It all started when anesthesiologist Vernon Huang wanted to figure out a better way to streamline his billing. How could he bridge the gap between what's written on paper and what must be entered into an electronic database?
Huang, who's clocked in time as a senior manager for health care markets at Apple, designed the application for a digital pen whose tiny camera embedded right next to the ink cartridge captures every stroke of the written word on film and whose images are uploaded wirelessly and automatically to a remote database.

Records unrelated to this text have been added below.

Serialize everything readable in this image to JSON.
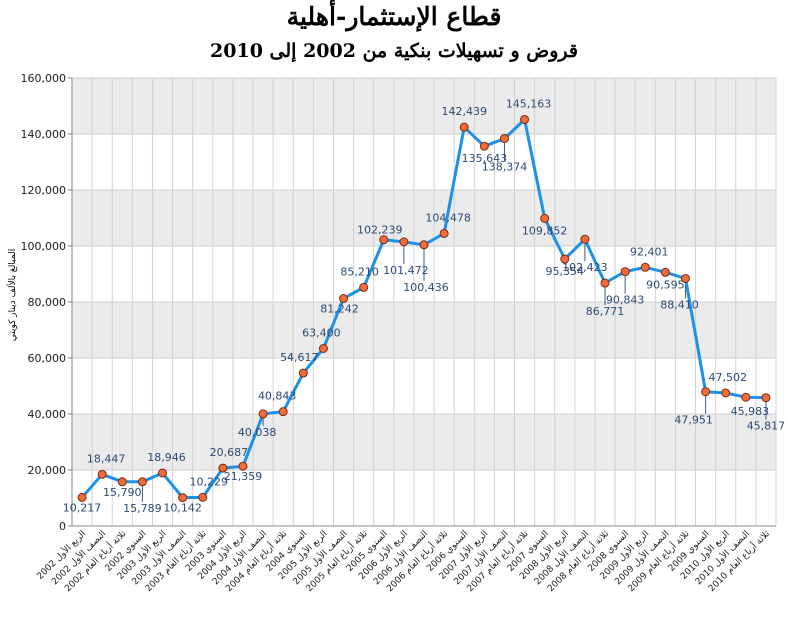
{
  "chart_data": {
    "type": "line",
    "title": "قطاع الإستثمار-أهلية",
    "subtitle": "قروض و تسهيلات بنكية من 2002 إلى 2010",
    "ylabel": "المبالغ بالألف دينار كويتي",
    "ylim": [
      0,
      160000
    ],
    "yticks": [
      "0",
      "20,000",
      "40,000",
      "60,000",
      "80,000",
      "100,000",
      "120,000",
      "140,000",
      "160,000"
    ],
    "grid": true,
    "line_color": "#1e90e8",
    "marker_color": "#f26b3a",
    "categories": [
      "الربع الأول 2002",
      "النصف الأول 2002",
      "ثلاثة أرباع العام 2002",
      "السنوي 2002",
      "الربع الأول 2003",
      "النصف الأول 2003",
      "ثلاثة أرباع العام 2003",
      "السنوي 2003",
      "الربع الأول 2004",
      "النصف الأول 2004",
      "ثلاثة أرباع العام 2004",
      "السنوي 2004",
      "الربع الأول 2005",
      "النصف الأول 2005",
      "ثلاثة أرباع العام 2005",
      "السنوي 2005",
      "الربع الأول 2006",
      "النصف الأول 2006",
      "ثلاثة أرباع العام 2006",
      "السنوي 2006",
      "الربع الأول 2007",
      "النصف الأول 2007",
      "ثلاثة أرباع العام 2007",
      "السنوي 2007",
      "الربع الأول 2008",
      "النصف الأول 2008",
      "ثلاثة أرباع العام 2008",
      "السنوي 2008",
      "الربع الأول 2009",
      "النصف الأول 2009",
      "ثلاثة أرباع العام 2009",
      "السنوي 2009",
      "الربع الأول 2010",
      "النصف الأول 2010",
      "ثلاثة أرباع العام 2010"
    ],
    "values": [
      10217,
      18447,
      15790,
      15789,
      18946,
      10142,
      10229,
      20687,
      21359,
      40038,
      40843,
      54617,
      63400,
      81242,
      85210,
      102239,
      101472,
      100436,
      104478,
      142439,
      135643,
      138374,
      145163,
      109852,
      95354,
      102423,
      86771,
      90843,
      92401,
      90595,
      88410,
      47951,
      47502,
      45983,
      45817
    ],
    "value_labels": [
      "10,217",
      "18,447",
      "15,790",
      "15,789",
      "18,946",
      "10,142",
      "10,229",
      "20,687",
      "21,359",
      "40,038",
      "40,843",
      "54,617",
      "63,400",
      "81,242",
      "85,210",
      "102,239",
      "101,472",
      "100,436",
      "104,478",
      "142,439",
      "135,643",
      "138,374",
      "145,163",
      "109,852",
      "95,354",
      "102,423",
      "86,771",
      "90,843",
      "92,401",
      "90,595",
      "88,410",
      "47,951",
      "47,502",
      "45,983",
      "45,817"
    ]
  }
}
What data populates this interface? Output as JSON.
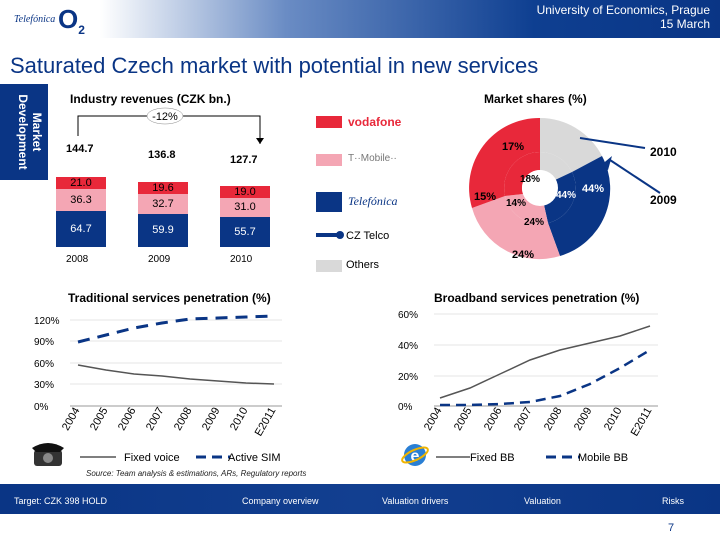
{
  "header": {
    "line1": "University of Economics, Prague",
    "line2": "15 March",
    "logo_telefonica": "Telefónica",
    "logo_o2": "O",
    "logo_o2_sub": "2"
  },
  "title": "Saturated Czech market with potential in new services",
  "sidetab": "Market Development",
  "revenues": {
    "heading": "Industry revenues (CZK bn.)",
    "change_label": "-12%",
    "years": [
      "2008",
      "2009",
      "2010"
    ],
    "totals": [
      "144.7",
      "136.8",
      "127.7"
    ],
    "segments": [
      {
        "year": "2008",
        "top": "21.0",
        "middle": "36.3",
        "bottom": "64.7"
      },
      {
        "year": "2009",
        "top": "19.6",
        "middle": "32.7",
        "bottom": "59.9"
      },
      {
        "year": "2010",
        "top": "19.0",
        "middle": "31.0",
        "bottom": "55.7"
      }
    ],
    "colors": {
      "top": "#e8283a",
      "middle": "#f4a6b4",
      "bottom": "#0a3585"
    }
  },
  "market_shares": {
    "heading": "Market shares (%)",
    "legend": [
      {
        "name": "vodafone",
        "color": "#e8283a"
      },
      {
        "name": "T··Mobile··",
        "color": "#f4a6b4"
      },
      {
        "name": "Telefónica",
        "color": "#0a3585"
      },
      {
        "name": "CZ Telco",
        "color": "#0a3585"
      },
      {
        "name": "Others",
        "color": "#d9d9d9"
      }
    ],
    "year_outer": "2010",
    "year_inner": "2009",
    "outer_labels": [
      "17%",
      "44%",
      "24%",
      "15%"
    ],
    "inner_labels": [
      "18%",
      "44%",
      "24%",
      "14%"
    ]
  },
  "traditional": {
    "heading": "Traditional services penetration (%)",
    "y_ticks": [
      "120%",
      "90%",
      "60%",
      "30%",
      "0%"
    ],
    "x_ticks": [
      "2004",
      "2005",
      "2006",
      "2007",
      "2008",
      "2009",
      "2010",
      "E2011"
    ],
    "legend_fixed": "Fixed voice",
    "legend_sim": "Active SIM"
  },
  "broadband": {
    "heading": "Broadband services penetration (%)",
    "y_ticks": [
      "60%",
      "40%",
      "20%",
      "0%"
    ],
    "x_ticks": [
      "2004",
      "2005",
      "2006",
      "2007",
      "2008",
      "2009",
      "2010",
      "E2011"
    ],
    "legend_fixed": "Fixed BB",
    "legend_mobile": "Mobile BB"
  },
  "source": "Source: Team analysis & estimations, ARs, Regulatory reports",
  "footer": {
    "target": "Target: CZK 398 HOLD",
    "nav": [
      "Company overview",
      "Valuation drivers",
      "Valuation",
      "Risks"
    ]
  },
  "page_number": "7"
}
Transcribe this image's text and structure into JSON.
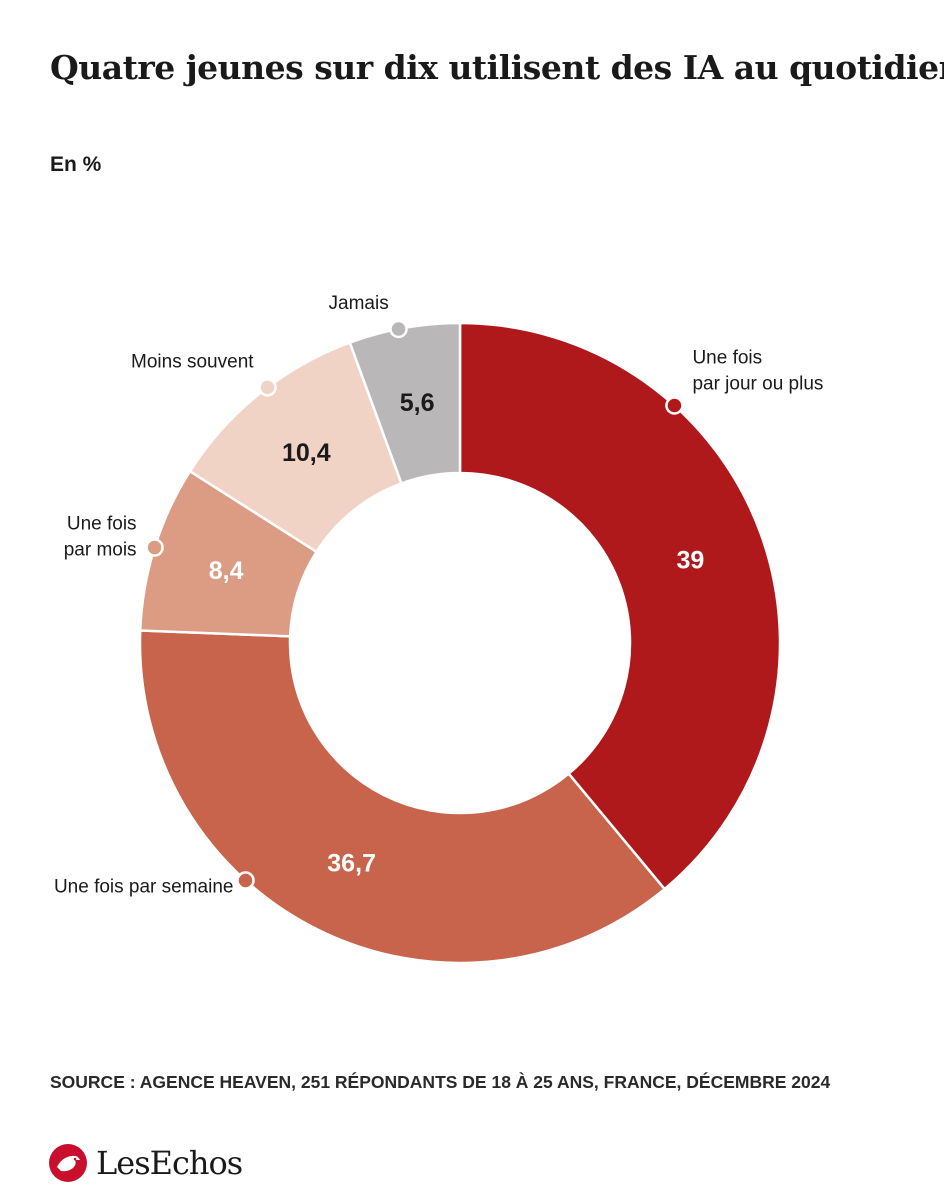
{
  "title": "Quatre jeunes sur dix utilisent des IA au quotidien",
  "subtitle": "En %",
  "source": "SOURCE : AGENCE HEAVEN, 251 RÉPONDANTS DE 18 À 25 ANS, FRANCE, DÉCEMBRE 2024",
  "brand": {
    "name": "LesEchos",
    "logo_icon": "les-echos-logo-icon",
    "color": "#c8102e"
  },
  "chart_data": {
    "type": "pie",
    "style": "donut",
    "title": "Quatre jeunes sur dix utilisent des IA au quotidien",
    "unit": "En %",
    "slices": [
      {
        "label": "Une fois par jour ou plus",
        "label_lines": [
          "Une fois",
          "par jour ou plus"
        ],
        "value": 39,
        "value_label": "39",
        "color": "#b0191c",
        "value_text_color": "#ffffff"
      },
      {
        "label": "Une fois par semaine",
        "label_lines": [
          "Une fois par semaine"
        ],
        "value": 36.7,
        "value_label": "36,7",
        "color": "#c8644b",
        "value_text_color": "#ffffff"
      },
      {
        "label": "Une fois par mois",
        "label_lines": [
          "Une fois",
          "par mois"
        ],
        "value": 8.4,
        "value_label": "8,4",
        "color": "#dc9b83",
        "value_text_color": "#ffffff"
      },
      {
        "label": "Moins souvent",
        "label_lines": [
          "Moins souvent"
        ],
        "value": 10.4,
        "value_label": "10,4",
        "color": "#f1d3c6",
        "value_text_color": "#1a1a1a"
      },
      {
        "label": "Jamais",
        "label_lines": [
          "Jamais"
        ],
        "value": 5.6,
        "value_label": "5,6",
        "color": "#b9b7b8",
        "value_text_color": "#1a1a1a"
      }
    ]
  }
}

He knew such an invention has a range of applications well beyond billing, and founded Shareable Ink (headquartered in Newton, Mass., with a branch in San Mateo, Calif.). Medgadget caught up with Huang at TedMed and posted a shaky but informative demonstration:
There is, of course, competition. German company Ontaris is already using this kind of technology for DiabCareOnline, allowing people who need to track their glucose levels regularly but don't always have access to the online forms--or perhaps don't know how to use a computer at all--to simply fill out a form by hand whose numbers autopopulate for the physician's review.
Huang lists emergency care and anesthesiology as fields with obvious early, but clearly not exclusive, adopters. "Anesthesiology is our low-hanging fruit.... Once people see this technology they really start to brainstorm various ways to use it," he tells me by phone today.
I see this pen migrating all over, and well beyond, the medical field, especially because it is the pen, but not the paper, that is special.